Il est même devenu moins cher d'acquérir une tablette qu'un pc. Et le petit gizmo commence à avoir les mêmes fonctionnalité que la tour énergivore qui est glissée sous votre bureau.
Et cette fois-ci, c'est pour de bon !
Point 5 : Indépendance
Je l'avais abordé plus haut, il faut absolument que les standards ne soient pas liés à des brevets logiciels. La mainmise d'un acteur unique sur une définition technologie bloque sa diffusion. Nous le voyons par la multitude incroyable de procès qui oppose les différents constructeurs de téléphones portables.

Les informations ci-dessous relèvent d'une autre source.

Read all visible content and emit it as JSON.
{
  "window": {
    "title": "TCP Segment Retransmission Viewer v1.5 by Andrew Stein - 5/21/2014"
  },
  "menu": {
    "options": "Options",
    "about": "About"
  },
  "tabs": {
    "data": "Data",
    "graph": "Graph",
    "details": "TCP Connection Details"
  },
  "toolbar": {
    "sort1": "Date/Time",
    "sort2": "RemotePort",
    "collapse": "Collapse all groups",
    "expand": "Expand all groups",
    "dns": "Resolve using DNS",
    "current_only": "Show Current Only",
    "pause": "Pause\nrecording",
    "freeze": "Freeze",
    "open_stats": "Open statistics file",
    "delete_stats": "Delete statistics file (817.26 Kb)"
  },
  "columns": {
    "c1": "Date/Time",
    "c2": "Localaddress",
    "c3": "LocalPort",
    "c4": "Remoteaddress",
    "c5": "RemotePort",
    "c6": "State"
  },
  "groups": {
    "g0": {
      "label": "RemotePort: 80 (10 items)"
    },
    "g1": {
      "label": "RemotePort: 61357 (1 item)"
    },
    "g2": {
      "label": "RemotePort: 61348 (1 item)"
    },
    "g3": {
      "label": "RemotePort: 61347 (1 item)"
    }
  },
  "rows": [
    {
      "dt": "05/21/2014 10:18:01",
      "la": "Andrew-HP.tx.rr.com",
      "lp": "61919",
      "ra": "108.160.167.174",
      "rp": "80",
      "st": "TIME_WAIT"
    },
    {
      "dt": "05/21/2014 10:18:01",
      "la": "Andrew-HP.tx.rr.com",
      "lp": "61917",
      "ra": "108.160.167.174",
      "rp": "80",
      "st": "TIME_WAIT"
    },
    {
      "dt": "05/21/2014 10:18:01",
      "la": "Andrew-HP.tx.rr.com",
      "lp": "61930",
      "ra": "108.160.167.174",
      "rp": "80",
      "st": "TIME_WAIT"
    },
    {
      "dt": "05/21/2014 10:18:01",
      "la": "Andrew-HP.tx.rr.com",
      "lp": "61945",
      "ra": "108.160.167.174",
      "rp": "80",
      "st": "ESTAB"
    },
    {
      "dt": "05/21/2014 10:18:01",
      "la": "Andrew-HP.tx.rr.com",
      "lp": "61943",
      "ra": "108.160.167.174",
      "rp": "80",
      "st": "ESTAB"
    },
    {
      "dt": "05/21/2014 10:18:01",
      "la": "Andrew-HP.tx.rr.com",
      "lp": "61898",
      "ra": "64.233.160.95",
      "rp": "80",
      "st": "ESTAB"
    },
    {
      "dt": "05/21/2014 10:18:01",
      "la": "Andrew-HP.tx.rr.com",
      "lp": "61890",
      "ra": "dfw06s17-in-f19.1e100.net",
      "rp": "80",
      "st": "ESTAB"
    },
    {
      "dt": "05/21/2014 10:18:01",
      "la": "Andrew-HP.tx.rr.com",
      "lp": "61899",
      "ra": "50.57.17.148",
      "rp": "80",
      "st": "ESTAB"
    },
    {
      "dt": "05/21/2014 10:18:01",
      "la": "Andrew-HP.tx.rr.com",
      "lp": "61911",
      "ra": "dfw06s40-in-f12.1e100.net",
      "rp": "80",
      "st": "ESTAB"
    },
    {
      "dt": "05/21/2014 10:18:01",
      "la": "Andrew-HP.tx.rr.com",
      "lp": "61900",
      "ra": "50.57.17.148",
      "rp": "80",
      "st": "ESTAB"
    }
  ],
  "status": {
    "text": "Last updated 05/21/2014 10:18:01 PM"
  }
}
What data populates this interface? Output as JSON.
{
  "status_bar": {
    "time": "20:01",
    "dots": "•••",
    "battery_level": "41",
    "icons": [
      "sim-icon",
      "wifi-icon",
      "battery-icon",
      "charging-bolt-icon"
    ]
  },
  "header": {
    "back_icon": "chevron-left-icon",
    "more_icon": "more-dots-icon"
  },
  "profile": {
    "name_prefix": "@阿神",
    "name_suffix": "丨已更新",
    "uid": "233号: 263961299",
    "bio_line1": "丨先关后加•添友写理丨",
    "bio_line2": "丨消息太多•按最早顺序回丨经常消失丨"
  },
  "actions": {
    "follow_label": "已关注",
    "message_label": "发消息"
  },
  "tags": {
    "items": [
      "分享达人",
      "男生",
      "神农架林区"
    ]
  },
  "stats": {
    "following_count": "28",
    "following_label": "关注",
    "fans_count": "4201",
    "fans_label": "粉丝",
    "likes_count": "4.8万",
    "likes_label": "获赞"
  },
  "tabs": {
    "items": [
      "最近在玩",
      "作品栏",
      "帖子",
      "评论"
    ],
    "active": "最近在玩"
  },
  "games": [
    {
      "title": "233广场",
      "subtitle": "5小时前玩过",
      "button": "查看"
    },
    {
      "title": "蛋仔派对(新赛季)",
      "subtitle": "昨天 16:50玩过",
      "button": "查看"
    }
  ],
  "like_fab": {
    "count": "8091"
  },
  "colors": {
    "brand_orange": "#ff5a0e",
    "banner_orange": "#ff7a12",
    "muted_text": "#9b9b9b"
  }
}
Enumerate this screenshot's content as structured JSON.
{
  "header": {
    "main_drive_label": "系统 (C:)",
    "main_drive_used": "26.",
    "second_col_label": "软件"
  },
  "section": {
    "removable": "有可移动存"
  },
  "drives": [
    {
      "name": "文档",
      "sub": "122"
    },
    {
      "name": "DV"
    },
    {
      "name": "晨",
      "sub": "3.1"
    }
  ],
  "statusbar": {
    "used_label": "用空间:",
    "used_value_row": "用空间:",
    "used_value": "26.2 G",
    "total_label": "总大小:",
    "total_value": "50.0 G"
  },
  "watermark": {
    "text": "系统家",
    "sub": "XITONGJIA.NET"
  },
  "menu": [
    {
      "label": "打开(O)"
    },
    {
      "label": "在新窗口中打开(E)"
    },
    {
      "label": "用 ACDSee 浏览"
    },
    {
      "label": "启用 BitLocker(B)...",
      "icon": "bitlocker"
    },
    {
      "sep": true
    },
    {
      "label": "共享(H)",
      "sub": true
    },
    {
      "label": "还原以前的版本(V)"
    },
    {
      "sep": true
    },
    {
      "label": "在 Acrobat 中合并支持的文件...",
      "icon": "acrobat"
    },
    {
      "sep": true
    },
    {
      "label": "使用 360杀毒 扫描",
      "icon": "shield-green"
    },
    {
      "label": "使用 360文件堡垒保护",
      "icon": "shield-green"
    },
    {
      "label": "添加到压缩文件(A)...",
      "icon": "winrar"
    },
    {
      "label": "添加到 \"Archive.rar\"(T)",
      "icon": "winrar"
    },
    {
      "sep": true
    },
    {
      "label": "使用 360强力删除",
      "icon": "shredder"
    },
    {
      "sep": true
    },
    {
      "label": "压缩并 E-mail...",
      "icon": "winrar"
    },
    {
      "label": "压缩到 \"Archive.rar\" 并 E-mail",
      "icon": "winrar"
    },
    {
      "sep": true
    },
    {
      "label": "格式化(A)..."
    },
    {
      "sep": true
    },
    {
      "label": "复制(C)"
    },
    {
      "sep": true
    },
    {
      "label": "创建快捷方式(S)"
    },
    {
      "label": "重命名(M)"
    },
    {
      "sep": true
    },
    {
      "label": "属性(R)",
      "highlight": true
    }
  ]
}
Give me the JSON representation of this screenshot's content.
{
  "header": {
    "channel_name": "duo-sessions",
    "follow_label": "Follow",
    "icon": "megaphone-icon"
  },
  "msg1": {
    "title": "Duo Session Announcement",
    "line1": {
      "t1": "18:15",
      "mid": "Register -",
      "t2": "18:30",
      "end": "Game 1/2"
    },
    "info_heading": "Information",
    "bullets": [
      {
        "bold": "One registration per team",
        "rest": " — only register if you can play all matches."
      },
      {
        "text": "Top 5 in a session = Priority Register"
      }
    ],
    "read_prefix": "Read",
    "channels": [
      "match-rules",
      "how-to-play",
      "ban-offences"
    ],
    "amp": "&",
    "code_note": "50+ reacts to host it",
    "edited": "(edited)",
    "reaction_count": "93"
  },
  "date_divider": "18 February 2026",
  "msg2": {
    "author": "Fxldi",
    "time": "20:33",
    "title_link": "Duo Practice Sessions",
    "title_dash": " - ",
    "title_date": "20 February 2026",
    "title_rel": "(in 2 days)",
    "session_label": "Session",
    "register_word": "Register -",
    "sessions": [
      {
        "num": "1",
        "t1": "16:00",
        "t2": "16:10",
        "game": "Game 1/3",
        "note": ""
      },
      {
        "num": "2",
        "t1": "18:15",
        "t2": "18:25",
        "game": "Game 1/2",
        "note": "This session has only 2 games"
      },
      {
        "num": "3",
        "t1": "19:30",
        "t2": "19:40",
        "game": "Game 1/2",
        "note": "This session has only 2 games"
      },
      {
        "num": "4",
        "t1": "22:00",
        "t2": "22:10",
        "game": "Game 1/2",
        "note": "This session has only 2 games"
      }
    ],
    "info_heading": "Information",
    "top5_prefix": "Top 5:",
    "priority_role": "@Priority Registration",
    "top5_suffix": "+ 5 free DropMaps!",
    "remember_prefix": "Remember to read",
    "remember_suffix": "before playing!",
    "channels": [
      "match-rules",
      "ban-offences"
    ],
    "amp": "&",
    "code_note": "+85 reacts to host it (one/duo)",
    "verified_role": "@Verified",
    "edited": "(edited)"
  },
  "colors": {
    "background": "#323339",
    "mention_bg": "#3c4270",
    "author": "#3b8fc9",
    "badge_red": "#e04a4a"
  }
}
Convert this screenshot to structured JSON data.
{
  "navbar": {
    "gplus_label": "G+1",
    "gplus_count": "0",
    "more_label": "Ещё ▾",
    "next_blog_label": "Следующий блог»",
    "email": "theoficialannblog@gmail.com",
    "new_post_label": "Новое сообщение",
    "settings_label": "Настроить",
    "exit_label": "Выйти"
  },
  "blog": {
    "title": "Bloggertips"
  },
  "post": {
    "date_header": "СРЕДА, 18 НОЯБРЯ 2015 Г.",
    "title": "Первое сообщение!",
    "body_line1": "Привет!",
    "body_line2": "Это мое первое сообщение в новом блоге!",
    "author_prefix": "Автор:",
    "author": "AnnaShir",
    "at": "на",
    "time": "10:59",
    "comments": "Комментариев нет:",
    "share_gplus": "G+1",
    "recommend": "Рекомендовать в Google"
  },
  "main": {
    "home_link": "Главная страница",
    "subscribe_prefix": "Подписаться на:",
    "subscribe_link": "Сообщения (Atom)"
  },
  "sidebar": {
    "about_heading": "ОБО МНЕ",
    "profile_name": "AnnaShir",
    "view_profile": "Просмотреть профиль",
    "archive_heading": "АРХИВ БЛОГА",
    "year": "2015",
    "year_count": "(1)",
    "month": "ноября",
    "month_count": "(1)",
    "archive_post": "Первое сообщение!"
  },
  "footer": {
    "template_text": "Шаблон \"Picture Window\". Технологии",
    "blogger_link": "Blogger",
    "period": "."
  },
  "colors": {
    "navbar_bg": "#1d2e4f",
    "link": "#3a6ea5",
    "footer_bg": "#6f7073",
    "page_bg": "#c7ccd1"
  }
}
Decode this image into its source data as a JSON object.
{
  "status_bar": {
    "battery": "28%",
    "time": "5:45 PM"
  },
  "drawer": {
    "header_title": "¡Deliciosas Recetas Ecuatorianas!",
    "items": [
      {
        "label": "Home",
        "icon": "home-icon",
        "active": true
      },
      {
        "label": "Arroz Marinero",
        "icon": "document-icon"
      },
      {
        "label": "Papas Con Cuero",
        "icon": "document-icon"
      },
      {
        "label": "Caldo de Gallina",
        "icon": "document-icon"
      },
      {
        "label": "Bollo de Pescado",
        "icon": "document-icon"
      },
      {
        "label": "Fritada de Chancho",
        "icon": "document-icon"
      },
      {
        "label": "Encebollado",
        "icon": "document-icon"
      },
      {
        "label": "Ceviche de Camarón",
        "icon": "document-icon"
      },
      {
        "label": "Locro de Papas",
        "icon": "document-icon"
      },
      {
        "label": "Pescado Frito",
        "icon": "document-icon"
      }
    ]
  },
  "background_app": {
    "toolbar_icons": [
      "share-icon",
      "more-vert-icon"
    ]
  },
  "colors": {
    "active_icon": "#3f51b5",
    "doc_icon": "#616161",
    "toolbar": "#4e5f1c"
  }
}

Seulement, certains ne pourront pas faire ce choix, car il est en contradiction totale avec la stratégie dictée par leurs dirigeants depuis toujours. Microsoft ne peut pas passer à WebGL. Renier ActiveX pour être compatible OpenGL, cela demandera un effort politique incommensurable à Redmond. Pourquoi ? Car les fantômes de Microsoft resteront là pour longtemps, au grand désespoir des plus motivés de leurs ingénieurs. “Heureusement” pour eux, on peut considérer que le support du WebGL sur appareils mobiles n'est pas encore vraiment ready-for-the-pocket. Sur les tests que j'ai pu mener, y'a encore une (très petite) marge de progression, et cette étape pourrait être définitivement sautée en moins d'une année. Quand l'obstacle ne sera que la part de marché de MSIE, là, cela va faire très mal, quels que soient les moyens financiers disponibles.
Encore une fois, c'est le problème de la standardisation.
Point 6 : Verrou matériel
L'autre souci, ce sont les plateformes matérielles qui sont redevenues des briques fermées : Apple refuse tout autre navigateur que Safari et tant pis pour leur retard pléthorique sur le javascript. Idem pour Microsoft et son Windows 8 mobile qui n'acceptera rien d'autre que MSIE avec en plus un soupçon d'impossibilité de mises à jours majeures.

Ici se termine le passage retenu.